About 10% of Klein Steel salaried employees are identified as high-potential employees.
Executive engagement with high-potential employees is significant. Not only does Klein Steel's senior management team determine the talent designations of the exempt employees during twice-yearly talent-planning meetings, but high-potential employees, once identified, "become an asset of the executive team," explains DiLaura. The employee's manager and group executive remain as the employee's champions, but the high-potential worker becomes an asset to more than just his department.
-Klein Steel Service Chief Talent Officer Patrick DiLaura
Klein Steel's senior management is also heavily engaged in building the development plans for the high-potential employees. It seems a logical pairing, given that senior leadership, as part of annual strategic planning, determines the human-capital needs that will be required to execute the strategic plan.
The high-potential employees have both formal and informal opportunities to provide input into their development plans as well. As DiLaura notes, "it's got to be in the mutual interest of the team member and the organization to work."
The development plans have specific goals and timelines assigned to them, although they are highly customized to the individual, DiLaura says. The plans may include formal education if an advanced degree is required, assignments in different functional areas of the business, additional technology training, placement on a special project, or other opportunities.
Measures of Success
One goal of the high-potential employee-development program is to retain top talent.

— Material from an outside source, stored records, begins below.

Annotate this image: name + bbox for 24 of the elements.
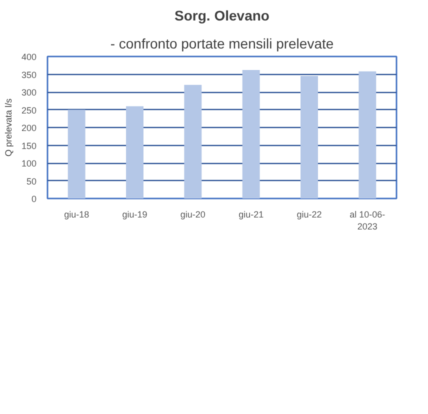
x-tick-label: giu-19 bbox=[122, 210, 148, 220]
y-tick-label: 50 bbox=[26, 176, 37, 186]
y-tick-label: 250 bbox=[21, 105, 37, 116]
bar bbox=[68, 110, 86, 198]
chart-title: Sorg. Olevano bbox=[174, 8, 270, 24]
y-tick-label: 350 bbox=[21, 70, 37, 80]
chart-subtitle: - confronto portate mensili prelevate bbox=[110, 36, 334, 52]
bar bbox=[126, 106, 144, 198]
x-tick-label: giu-20 bbox=[180, 210, 206, 220]
bar bbox=[184, 84, 202, 198]
x-tick-label: al 10-06-2023 bbox=[350, 210, 386, 232]
y-tick-label: 0 bbox=[31, 194, 37, 204]
y-tick-label: 400 bbox=[21, 52, 37, 62]
x-tick-label: giu-22 bbox=[296, 210, 322, 220]
y-axis-title: Q prelevata l/s bbox=[3, 98, 14, 157]
y-tick-label: 150 bbox=[21, 140, 37, 151]
x-tick-label: giu-18 bbox=[64, 210, 90, 220]
y-tick-label: 200 bbox=[21, 123, 37, 133]
bar bbox=[242, 70, 260, 198]
y-tick-label: 100 bbox=[21, 158, 37, 168]
y-tick-label: 300 bbox=[21, 88, 37, 98]
bar bbox=[358, 71, 376, 198]
x-tick-label: giu-21 bbox=[238, 210, 264, 220]
bar bbox=[300, 76, 318, 198]
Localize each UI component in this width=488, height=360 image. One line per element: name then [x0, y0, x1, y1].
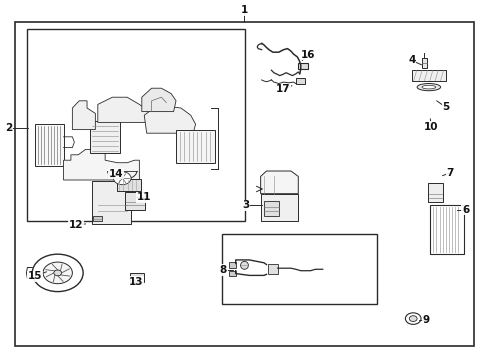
Circle shape	[113, 172, 131, 185]
Bar	[222, 234, 376, 304]
Polygon shape	[260, 171, 298, 194]
Text: 17: 17	[276, 84, 290, 94]
Text: 11: 11	[137, 192, 151, 202]
Polygon shape	[72, 101, 95, 130]
Polygon shape	[63, 149, 139, 180]
Text: 13: 13	[128, 276, 143, 287]
Bar	[93, 216, 102, 221]
Text: 10: 10	[423, 122, 438, 132]
Polygon shape	[144, 106, 195, 133]
Circle shape	[43, 262, 72, 284]
Polygon shape	[98, 97, 151, 122]
Circle shape	[54, 270, 61, 276]
Text: 14: 14	[108, 168, 123, 179]
Circle shape	[32, 254, 83, 292]
Circle shape	[405, 313, 420, 324]
Bar	[228, 271, 235, 276]
Bar	[429, 205, 463, 254]
Text: 16: 16	[300, 50, 315, 60]
Polygon shape	[92, 181, 131, 224]
Polygon shape	[260, 194, 298, 221]
Bar	[124, 192, 145, 210]
Bar	[129, 273, 144, 282]
Bar	[267, 264, 277, 274]
Bar	[427, 183, 442, 202]
Text: 4: 4	[407, 55, 415, 66]
Bar	[411, 70, 445, 81]
Bar	[27, 29, 244, 221]
Text: 15: 15	[28, 271, 42, 281]
Bar	[117, 179, 141, 191]
Text: 12: 12	[68, 220, 83, 230]
Bar	[297, 63, 307, 69]
Bar	[228, 262, 235, 268]
Text: 6: 6	[461, 204, 468, 215]
Text: 8: 8	[220, 265, 226, 275]
Bar	[264, 201, 278, 216]
Bar	[176, 130, 215, 163]
Ellipse shape	[421, 85, 435, 89]
Text: 1: 1	[241, 5, 247, 15]
Text: 2: 2	[5, 123, 12, 133]
Polygon shape	[142, 88, 176, 112]
Bar	[421, 58, 427, 68]
Bar	[295, 78, 304, 84]
Circle shape	[408, 316, 416, 321]
Text: 3: 3	[242, 200, 249, 210]
Ellipse shape	[240, 261, 248, 269]
Bar	[90, 121, 120, 153]
Ellipse shape	[416, 84, 440, 91]
Text: 9: 9	[422, 315, 429, 325]
Text: 7: 7	[445, 168, 453, 178]
Text: 5: 5	[442, 102, 448, 112]
Bar	[35, 124, 63, 166]
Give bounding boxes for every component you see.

To date, DiLaura says the company has not lost a single employee who was designated as a high potential.
Additionally, "we have promoted multiple people who have been part of this exercise, and they are now working in some pretty key roles. Before we started doing this exercise, we didn't know what we didn't know in terms of lack of depth on our management bench," he says. "We have made significant strides in terms of identifying and closing those gaps. I think we feel a whole lot more confident today in terms of our readiness to execute our mission."

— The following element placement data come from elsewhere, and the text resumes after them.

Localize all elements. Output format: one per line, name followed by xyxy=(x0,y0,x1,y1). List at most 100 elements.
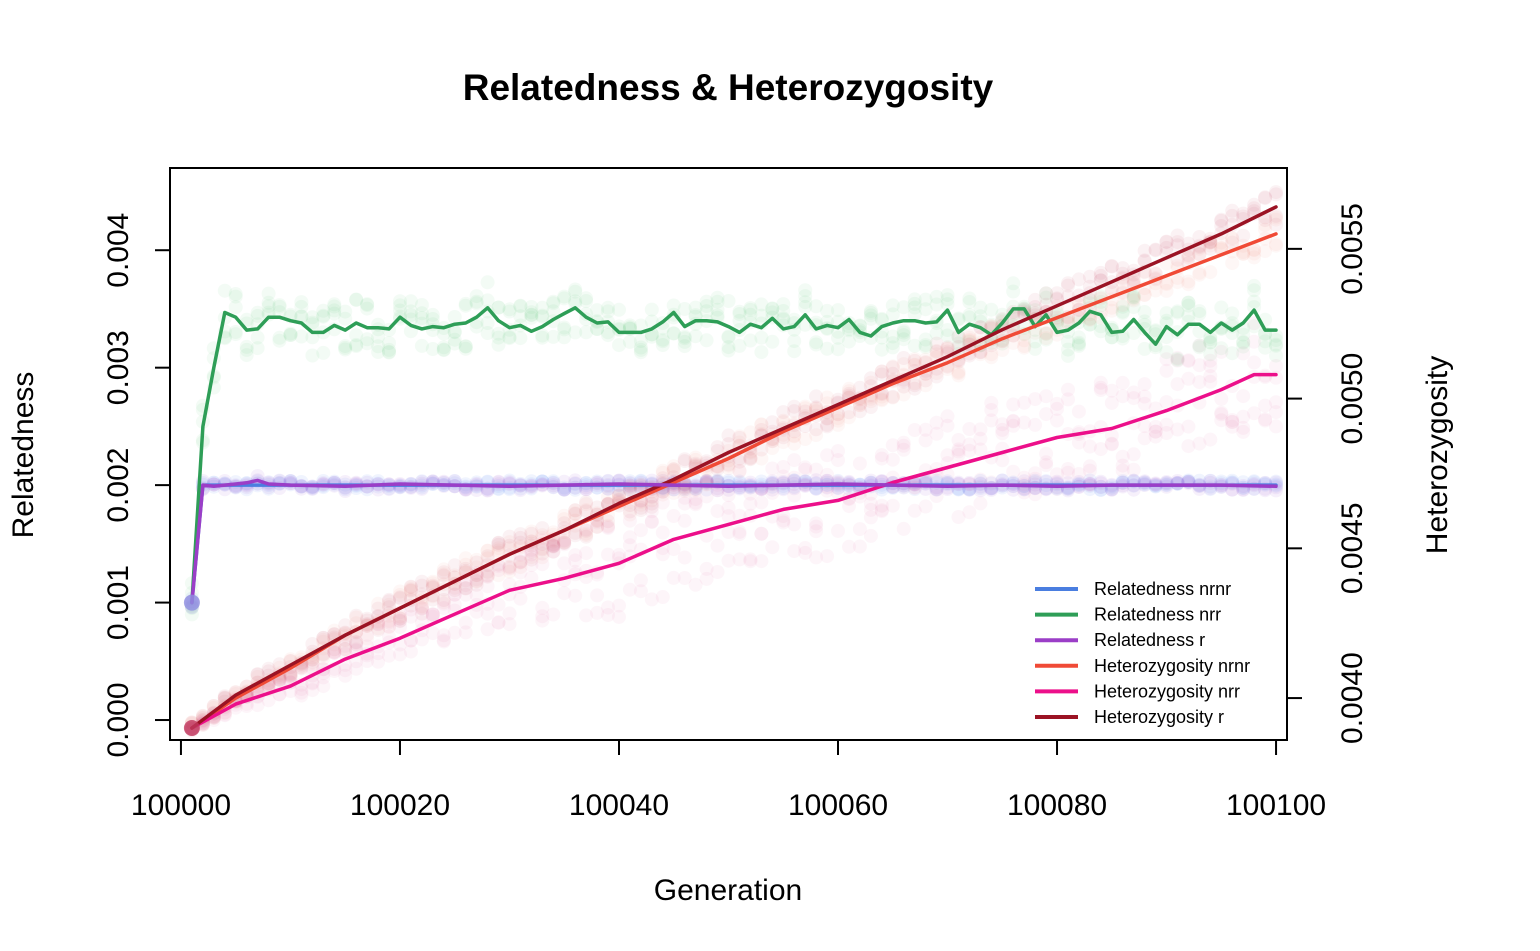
replicate-point-heterozygosity-r xyxy=(436,568,451,583)
replicate-point-relatedness-nrr xyxy=(940,323,955,337)
replicate-point-heterozygosity-nrr xyxy=(918,433,933,448)
replicate-point-relatedness-nrr xyxy=(480,275,495,290)
replicate-point-heterozygosity-nrr xyxy=(951,442,966,457)
replicate-point-relatedness-nrr xyxy=(984,302,999,317)
replicate-point-heterozygosity-nrnr xyxy=(666,463,681,478)
replicate-point-heterozygosity-nrnr xyxy=(1192,247,1207,262)
replicate-point-heterozygosity-r xyxy=(1170,238,1185,253)
replicate-point-heterozygosity-nrnr xyxy=(732,429,747,444)
replicate-point-heterozygosity-nrr xyxy=(491,563,506,578)
replicate-point-heterozygosity-nrr xyxy=(874,504,889,519)
replicate-point-heterozygosity-nrnr xyxy=(612,488,626,503)
y-right-tick-label: 0.0040 xyxy=(1336,652,1369,744)
replicate-point-heterozygosity-nrnr xyxy=(929,343,944,358)
replicate-point-heterozygosity-r xyxy=(414,574,429,589)
replicate-point-relatedness-nrr xyxy=(371,329,386,344)
replicate-point-relatedness-nrr xyxy=(633,345,648,360)
replicate-point-relatedness-nrr xyxy=(590,322,605,336)
replicate-point-relatedness-nrr xyxy=(557,320,572,335)
replicate-point-heterozygosity-r xyxy=(874,364,889,379)
replicate-point-heterozygosity-r xyxy=(907,381,922,396)
replicate-point-heterozygosity-nrr xyxy=(1214,344,1229,359)
replicate-point-relatedness-nrr xyxy=(1082,317,1097,332)
replicate-point-heterozygosity-nrnr xyxy=(1039,331,1054,346)
replicate-point-heterozygosity-nrr xyxy=(732,524,747,539)
replicate-point-heterozygosity-nrr xyxy=(973,496,988,511)
replicate-point-heterozygosity-nrr xyxy=(732,527,747,542)
replicate-point-heterozygosity-nrr xyxy=(984,413,999,428)
replicate-point-heterozygosity-r xyxy=(1236,206,1251,221)
replicate-point-heterozygosity-r xyxy=(633,500,648,515)
replicate-point-heterozygosity-nrr xyxy=(809,524,824,539)
replicate-point-heterozygosity-nrnr xyxy=(885,390,900,405)
replicate-point-relatedness-nrr xyxy=(1039,326,1054,341)
replicate-point-heterozygosity-nrr xyxy=(425,607,440,622)
replicate-point-heterozygosity-r xyxy=(798,404,813,419)
replicate-point-relatedness-nrr xyxy=(349,292,364,307)
replicate-point-relatedness-nrr xyxy=(1192,304,1207,319)
replicate-point-relatedness-nrr xyxy=(349,337,364,352)
replicate-point-relatedness-nrr xyxy=(776,297,791,312)
replicate-point-heterozygosity-nrnr xyxy=(874,392,889,407)
replicate-point-heterozygosity-nrr xyxy=(710,504,725,519)
replicate-point-heterozygosity-nrr xyxy=(995,426,1010,441)
replicate-point-relatedness-nrr xyxy=(338,311,353,326)
replicate-point-heterozygosity-r xyxy=(929,336,944,351)
replicate-point-heterozygosity-r xyxy=(1192,247,1207,262)
replicate-point-heterozygosity-nrr xyxy=(622,530,637,545)
series-line-relatedness-r xyxy=(190,478,1278,605)
replicate-point-relatedness-nrr xyxy=(228,287,243,301)
replicate-point-heterozygosity-nrnr xyxy=(655,463,670,478)
replicate-point-heterozygosity-r xyxy=(480,569,495,584)
replicate-point-heterozygosity-nrr xyxy=(918,499,933,514)
replicate-point-relatedness-nrr xyxy=(677,302,692,316)
replicate-point-heterozygosity-nrr xyxy=(765,461,780,476)
replicate-point-heterozygosity-nrnr xyxy=(776,435,791,450)
replicate-point-heterozygosity-r xyxy=(951,329,966,344)
replicate-point-relatedness-nrr xyxy=(382,336,396,350)
replicate-point-heterozygosity-nrr xyxy=(842,499,856,514)
replicate-point-heterozygosity-nrnr xyxy=(1225,231,1240,246)
replicate-point-heterozygosity-nrr xyxy=(327,645,342,660)
replicate-point-heterozygosity-nrnr xyxy=(1181,249,1196,264)
replicate-point-relatedness-nrr xyxy=(1247,278,1262,293)
replicate-point-heterozygosity-nrnr xyxy=(765,441,780,455)
replicate-point-heterozygosity-nrr xyxy=(743,486,758,501)
replicate-point-heterozygosity-nrnr xyxy=(721,461,736,476)
replicate-point-heterozygosity-r xyxy=(1148,242,1163,257)
replicate-point-relatedness-nrr xyxy=(842,323,856,338)
replicate-point-relatedness-nrr xyxy=(907,307,922,322)
replicate-point-heterozygosity-nrr xyxy=(590,605,605,620)
series-lines-layer xyxy=(183,205,1278,737)
replicate-point-heterozygosity-nrr xyxy=(787,453,802,468)
replicate-point-heterozygosity-nrr xyxy=(743,496,758,511)
replicate-point-heterozygosity-nrnr xyxy=(1192,265,1207,280)
replicate-point-heterozygosity-nrnr xyxy=(1236,246,1251,261)
replicate-point-relatedness-nrr xyxy=(973,309,988,324)
replicate-point-heterozygosity-nrnr xyxy=(414,600,429,615)
replicate-point-heterozygosity-nrnr xyxy=(1115,297,1130,312)
replicate-point-heterozygosity-nrr xyxy=(1159,417,1174,432)
replicate-point-relatedness-nrr xyxy=(732,307,747,321)
replicate-point-heterozygosity-nrnr xyxy=(371,596,386,611)
replicate-point-relatedness-nrr xyxy=(732,338,747,353)
replicate-point-heterozygosity-nrr xyxy=(502,561,517,576)
replicate-point-heterozygosity-r xyxy=(403,579,418,594)
replicate-point-heterozygosity-nrr xyxy=(1006,464,1021,479)
replicate-point-heterozygosity-nrnr xyxy=(436,562,451,577)
replicate-point-heterozygosity-r xyxy=(710,440,725,455)
replicate-point-heterozygosity-nrnr xyxy=(655,487,670,502)
replicate-point-relatedness-nrr xyxy=(524,310,539,325)
replicate-point-relatedness-nrr xyxy=(1203,335,1218,349)
replicate-point-heterozygosity-r xyxy=(382,592,396,607)
replicate-point-heterozygosity-nrnr xyxy=(754,417,769,432)
replicate-point-heterozygosity-nrnr xyxy=(601,518,615,533)
replicate-point-relatedness-nrr xyxy=(1236,339,1251,354)
replicate-point-heterozygosity-nrnr xyxy=(1159,283,1174,298)
replicate-point-heterozygosity-r xyxy=(940,340,955,355)
replicate-point-heterozygosity-nrr xyxy=(316,670,331,685)
replicate-point-heterozygosity-nrr xyxy=(831,444,845,459)
replicate-point-heterozygosity-nrr xyxy=(1203,374,1218,389)
replicate-point-heterozygosity-nrr xyxy=(973,472,988,487)
replicate-point-heterozygosity-nrnr xyxy=(469,552,484,567)
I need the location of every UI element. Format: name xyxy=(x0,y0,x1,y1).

However, he provides words of caution to companies that may be considering implementing a program for high-potential employees. For high-potential employee-development programs to work, it is important that everyone buys into it, DiLaura says. "If it is just another thing you are asking senior leadership to do, and you're not following through on establishing development plans, on communicating with those high- potential team members, on moving them in a deliberate fashion from one role to another; if you are not doing those things and it becomes just another administrative exercise, you might as well not do it at all.